Still, the thrust of the Times article was about the new crisis we will be courting, should we try to resume normal activities too soon. Do that, says the Times, and we could easily forfeit all the progress we have made.
Message: Social distancing, sheltering in place, wearing masks, working at home — the practices that broke the back of the pandemic — should be sustained for those able to do so.
Clearly, the opening in many states has been driven by popular protest and public demand. Crowds have ignored social distancing to demonstrate for an end to the shutdown. Protesters have refused to wear masks and engaged in the time-honored practice since the ‘60s of civil defiance and disobedience.

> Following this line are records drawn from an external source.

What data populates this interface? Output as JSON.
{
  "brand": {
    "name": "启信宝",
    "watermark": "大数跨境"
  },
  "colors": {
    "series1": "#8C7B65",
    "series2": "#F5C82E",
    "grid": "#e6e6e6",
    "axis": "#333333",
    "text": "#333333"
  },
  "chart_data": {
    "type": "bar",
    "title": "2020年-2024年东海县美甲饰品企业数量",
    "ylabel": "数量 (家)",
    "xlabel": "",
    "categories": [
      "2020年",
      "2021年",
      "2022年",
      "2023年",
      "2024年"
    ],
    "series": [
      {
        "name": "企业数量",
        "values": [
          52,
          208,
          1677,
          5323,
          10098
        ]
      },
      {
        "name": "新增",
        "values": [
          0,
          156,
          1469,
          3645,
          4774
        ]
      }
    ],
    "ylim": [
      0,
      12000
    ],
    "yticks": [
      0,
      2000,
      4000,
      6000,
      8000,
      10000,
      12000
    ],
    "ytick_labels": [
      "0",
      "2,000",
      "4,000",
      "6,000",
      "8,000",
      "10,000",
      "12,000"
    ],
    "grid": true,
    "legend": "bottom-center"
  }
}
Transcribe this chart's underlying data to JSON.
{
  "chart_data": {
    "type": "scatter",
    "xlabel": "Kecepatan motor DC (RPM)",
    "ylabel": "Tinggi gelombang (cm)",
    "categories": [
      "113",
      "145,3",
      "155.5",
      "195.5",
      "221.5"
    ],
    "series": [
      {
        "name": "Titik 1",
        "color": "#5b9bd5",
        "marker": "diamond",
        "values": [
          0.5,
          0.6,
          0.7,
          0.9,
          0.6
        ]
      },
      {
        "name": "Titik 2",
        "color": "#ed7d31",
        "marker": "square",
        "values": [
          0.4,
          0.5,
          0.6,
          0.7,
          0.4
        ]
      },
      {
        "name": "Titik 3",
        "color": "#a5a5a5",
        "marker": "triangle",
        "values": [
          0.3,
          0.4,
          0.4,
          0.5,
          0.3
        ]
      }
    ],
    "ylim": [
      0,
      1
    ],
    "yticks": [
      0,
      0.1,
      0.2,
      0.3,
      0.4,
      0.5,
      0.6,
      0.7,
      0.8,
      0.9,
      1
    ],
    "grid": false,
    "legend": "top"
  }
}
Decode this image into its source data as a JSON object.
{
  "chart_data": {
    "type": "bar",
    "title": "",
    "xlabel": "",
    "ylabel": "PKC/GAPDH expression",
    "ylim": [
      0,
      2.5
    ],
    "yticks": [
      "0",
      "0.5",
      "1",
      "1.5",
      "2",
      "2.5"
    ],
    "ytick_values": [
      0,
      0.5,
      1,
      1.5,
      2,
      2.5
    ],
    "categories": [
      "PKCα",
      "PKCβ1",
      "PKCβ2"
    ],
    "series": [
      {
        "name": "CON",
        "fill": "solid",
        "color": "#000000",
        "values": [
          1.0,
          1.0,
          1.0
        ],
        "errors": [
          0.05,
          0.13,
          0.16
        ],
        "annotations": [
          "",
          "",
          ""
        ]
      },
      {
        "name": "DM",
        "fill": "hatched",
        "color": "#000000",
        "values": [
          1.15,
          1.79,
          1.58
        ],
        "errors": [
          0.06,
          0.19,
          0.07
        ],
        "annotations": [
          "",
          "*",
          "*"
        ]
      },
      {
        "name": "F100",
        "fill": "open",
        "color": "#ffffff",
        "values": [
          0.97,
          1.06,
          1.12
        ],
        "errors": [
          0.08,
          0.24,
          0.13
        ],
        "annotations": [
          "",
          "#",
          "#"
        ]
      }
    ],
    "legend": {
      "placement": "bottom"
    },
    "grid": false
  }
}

The protesters seem to be saying: We deplore the losses and know the risks, but we cannot live our lives behind closed doors in our homes until the elites tell us, as though we were children, when we may go out in the yard.
Hence, the next question we are all likely to confront:
If there is a sudden resurgence of the coronavirus, a second wave, and the media elite and blue state governors demand a new shutdown, a new closure of beaches, parks, shops, restaurants and churches, will the people of this republic comply with those demands or defy them?
Will the nation answer back to the elites: We did that. We sheltered in place. We wore the masks. We socially distanced. We stayed in our homes. We stayed home from work. We have done all we were told to do to contain the virus. But, now, with the shutdown having put 36 million Americans on unemployment and sunk our GDP to Depression-era levels, we’re going back to work.
The political divide has already begun to appear.
Among those making the case for ending the shutdown and reopening the country and economy will be Trump, red state governors like Ron DeSantis in Florida and Brian Kemp in Georgia, conservatives in Congress and populists.
The proponents of a second shutdown will be liberal governors and mayors, the mainstream media and the Nancy Pelosi wing of Congress.
Ultimately, the people will decide when this shutdown ends, and when a plurality so concludes, the elites will be swept aside.